The Wall Street Journal is reporting that U.S. natural-gas production will continue to accelerate through 2040 with subsequent declines occurring slowly. Based on detailed research in and around North Texas’s Barnett Shale, the study concludes that 44 trillion cubic feet of natural gas will be recovered in the Barnett — more than three times what has been produced so far and about two years’ worth of U.S. consumption at current rates.

“We are looking at multi, multi decades of growth,” said Scott Tinker, director of the Bureau of Economic Geology at the University of Texas and a leader of the study.

The University of Texas is also examining shale formations in Pennsylvania, Louisiana, and Arkansas. This additional research has caused investigators to conclude that U.S. natural gas production won’t plateau until 2040.

According to the Journal, the study itself is considered landmark research in the field of U.S. energy resources because it looks at data from actual wells rather than relying on estimates.
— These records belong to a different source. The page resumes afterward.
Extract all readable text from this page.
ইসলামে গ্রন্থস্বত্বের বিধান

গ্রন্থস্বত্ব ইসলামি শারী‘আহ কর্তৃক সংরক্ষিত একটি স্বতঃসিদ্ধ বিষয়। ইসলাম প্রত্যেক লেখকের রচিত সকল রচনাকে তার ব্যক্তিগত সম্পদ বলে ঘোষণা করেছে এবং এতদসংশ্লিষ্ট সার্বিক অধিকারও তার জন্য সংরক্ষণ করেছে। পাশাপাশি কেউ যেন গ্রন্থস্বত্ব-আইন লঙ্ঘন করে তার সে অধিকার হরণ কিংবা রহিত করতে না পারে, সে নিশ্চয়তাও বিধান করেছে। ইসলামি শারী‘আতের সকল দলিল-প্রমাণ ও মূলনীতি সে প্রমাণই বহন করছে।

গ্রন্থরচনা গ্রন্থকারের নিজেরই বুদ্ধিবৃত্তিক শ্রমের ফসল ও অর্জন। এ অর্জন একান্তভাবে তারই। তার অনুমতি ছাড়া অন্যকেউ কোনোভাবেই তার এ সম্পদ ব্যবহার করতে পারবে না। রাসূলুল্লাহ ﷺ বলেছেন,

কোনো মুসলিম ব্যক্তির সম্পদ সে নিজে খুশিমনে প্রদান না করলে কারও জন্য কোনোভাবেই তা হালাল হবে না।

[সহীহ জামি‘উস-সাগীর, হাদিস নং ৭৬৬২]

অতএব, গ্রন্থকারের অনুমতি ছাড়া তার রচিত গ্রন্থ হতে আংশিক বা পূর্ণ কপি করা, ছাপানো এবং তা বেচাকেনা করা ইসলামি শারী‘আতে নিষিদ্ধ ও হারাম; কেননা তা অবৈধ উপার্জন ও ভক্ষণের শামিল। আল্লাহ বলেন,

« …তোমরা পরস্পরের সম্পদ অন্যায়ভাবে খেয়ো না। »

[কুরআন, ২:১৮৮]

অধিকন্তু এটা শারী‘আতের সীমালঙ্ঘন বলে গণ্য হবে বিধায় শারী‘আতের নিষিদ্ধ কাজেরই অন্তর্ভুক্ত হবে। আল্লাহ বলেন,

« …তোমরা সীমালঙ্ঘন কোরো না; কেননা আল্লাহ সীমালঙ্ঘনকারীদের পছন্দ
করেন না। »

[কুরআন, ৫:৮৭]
The study, funded by the nonpartisan Alfred P. Sloan Foundation and performed by the University of Texas, examined 15,000 wells drilled in the Barnett Shale formation in northern Texas, mostly over the past decade. It is among the first to study the geology and economics of shale drilling, a relatively recent development made possible by hydraulic fracturing, or fracking, in which a mixture of water, sand and chemicals is pumped at high pressure into rocks to release gas.